You might think the last point is ironic, given the fact I make content about kitchens. I felt guilty. I felt like a hypocrite.

But my health issues forced me to realize something I didn’t want to admit to myself for the longest time: I kind of hate cooking. I actually really hate cooking when I have to do it every day, three times a day.

I am often exhausted by kitchens and the act of nourishing myself. And I imagine many readers are too. But once I accepted how I honestly felt, I was able to better see how I wasn’t accommodating myself in my own kitchen. 

It is no accident we struggle to feed ourselves consistently in ways that feel good to our bodies and in ways that are culturally relevant and/or representative of our ancestors’ foodways. 

It is no accident many of us experience friction and sensory overwhelm in kitchens.

It is no accident you feel like it is a struggle to commune, well, communally. 

These are systemic issues. We have such a fraught relationship with the kitchen and food because of so many intersecting factors: hate for women, hate for poor people, hate for Black, Indigenous, and other People of Color, centering the wealthy, property as investment, fear of leisure, the hyperindependence of our culture, ableism, the medical industrial complex, the list goes on…

It’s not your fault cooking is frustrating

Structural factors violently impede our ability to nourish ourselves and our loved ones in a sustainable manner.

Many of us are already painfully aware of this. I thought I was. But there’s a connection between the head and the heart and the body that I needed to bridge, and I wanted to invite you to do so as well. 

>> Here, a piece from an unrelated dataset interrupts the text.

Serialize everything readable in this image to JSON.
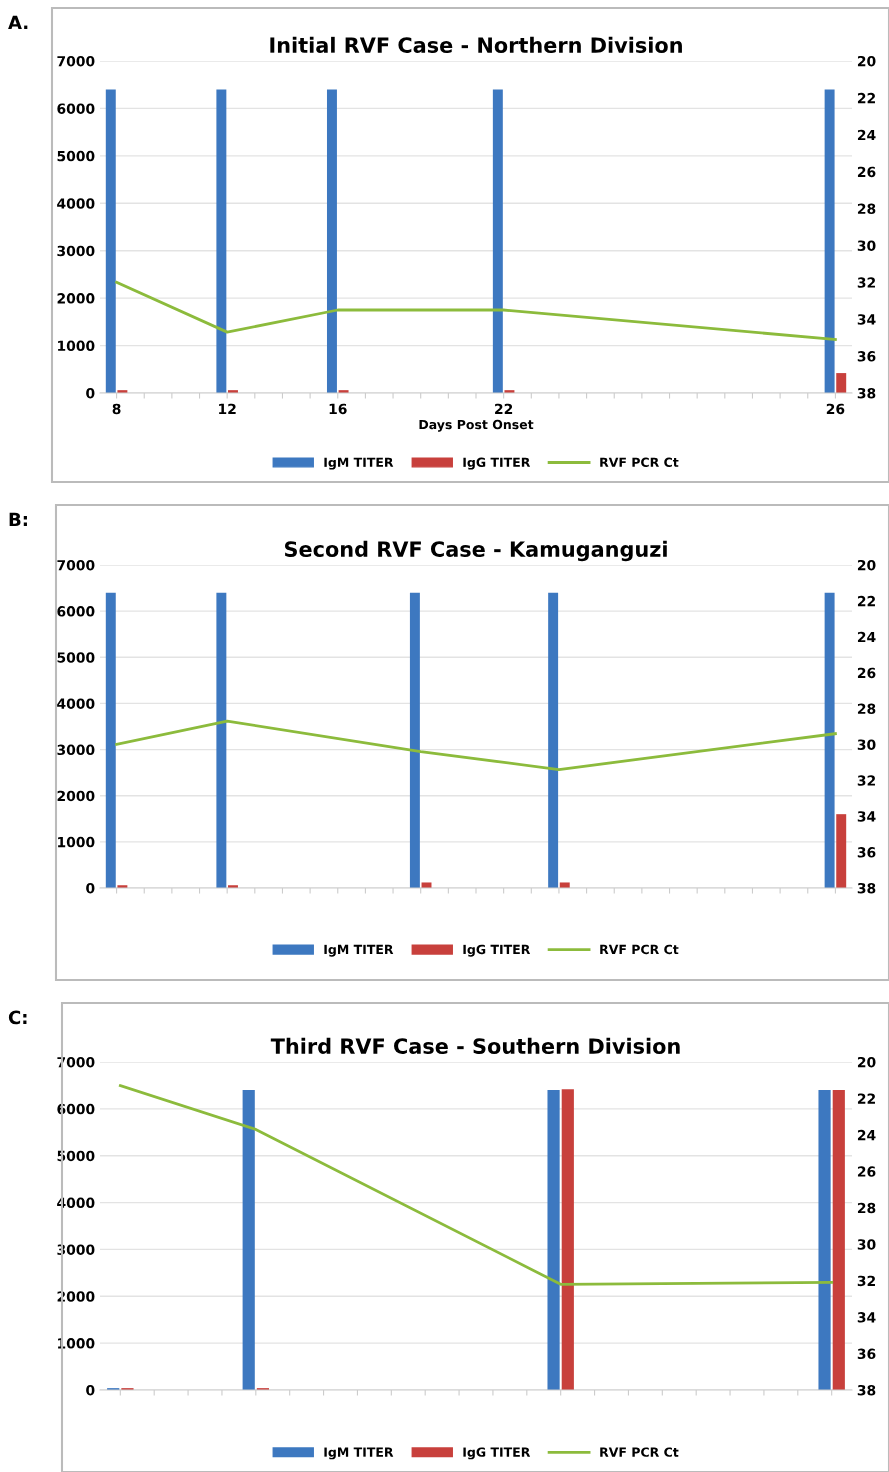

Indeed, as the firstborn daughter of cultures who pride themselves in eating well and sharing that abundance with others, to admit that I wish I didn’t have to cook felt like a moral failing. And refusing to accept how I really felt kept me from finding solutions that worked for me. 

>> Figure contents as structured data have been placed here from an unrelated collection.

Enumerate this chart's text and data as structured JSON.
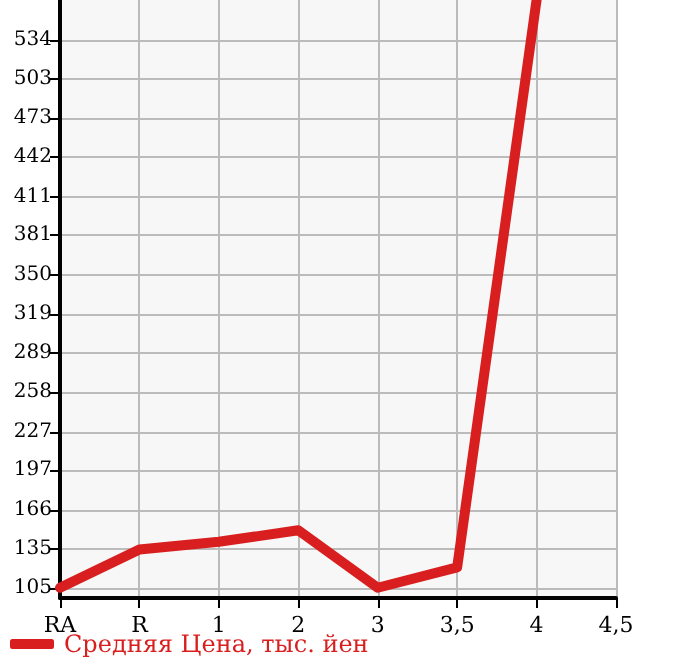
{
  "chart_data": {
    "type": "line",
    "categories": [
      "RA",
      "R",
      "1",
      "2",
      "3",
      "3,5",
      "4",
      "4,5"
    ],
    "series": [
      {
        "name": "Средняя Цена, тыс. йен",
        "color": "#d81e1e",
        "values": [
          105,
          135,
          141,
          150,
          105,
          121,
          565,
          null
        ]
      }
    ],
    "ylim": [
      97,
      565
    ],
    "yticks": [
      105,
      135,
      166,
      197,
      227,
      258,
      289,
      319,
      350,
      381,
      411,
      442,
      473,
      503,
      534
    ],
    "grid": true,
    "legend": "bottom",
    "marker": "none",
    "line_style": "solid"
  }
}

So with this first newsletter of the year - before you solidify any resolutions around eating healthier, before you “should” yourself into meal prep and macros, before you start feeling guilty for not preparing handmade lunches for your kiddos - I wanted to remind you that it is ok to hate cooking. It is ok to not do all the cooking all the time. 

You may love food and kitchens. You may love cooking when it’s not compulsory.

But it is ok to still hate the drudgery of regular, degular cooking.

It’s not a moral failure to hate cooking.

In future issues, I’ll delve into why cooking is so friction-filled, and how we can better understand this phenomenon at a micro and macro level. And through a more thorough understanding, I hope that both you and I can begin to 1) finally, genuinely feel good and safe in the kitchen 2) fall in love with nourishing ourselves again.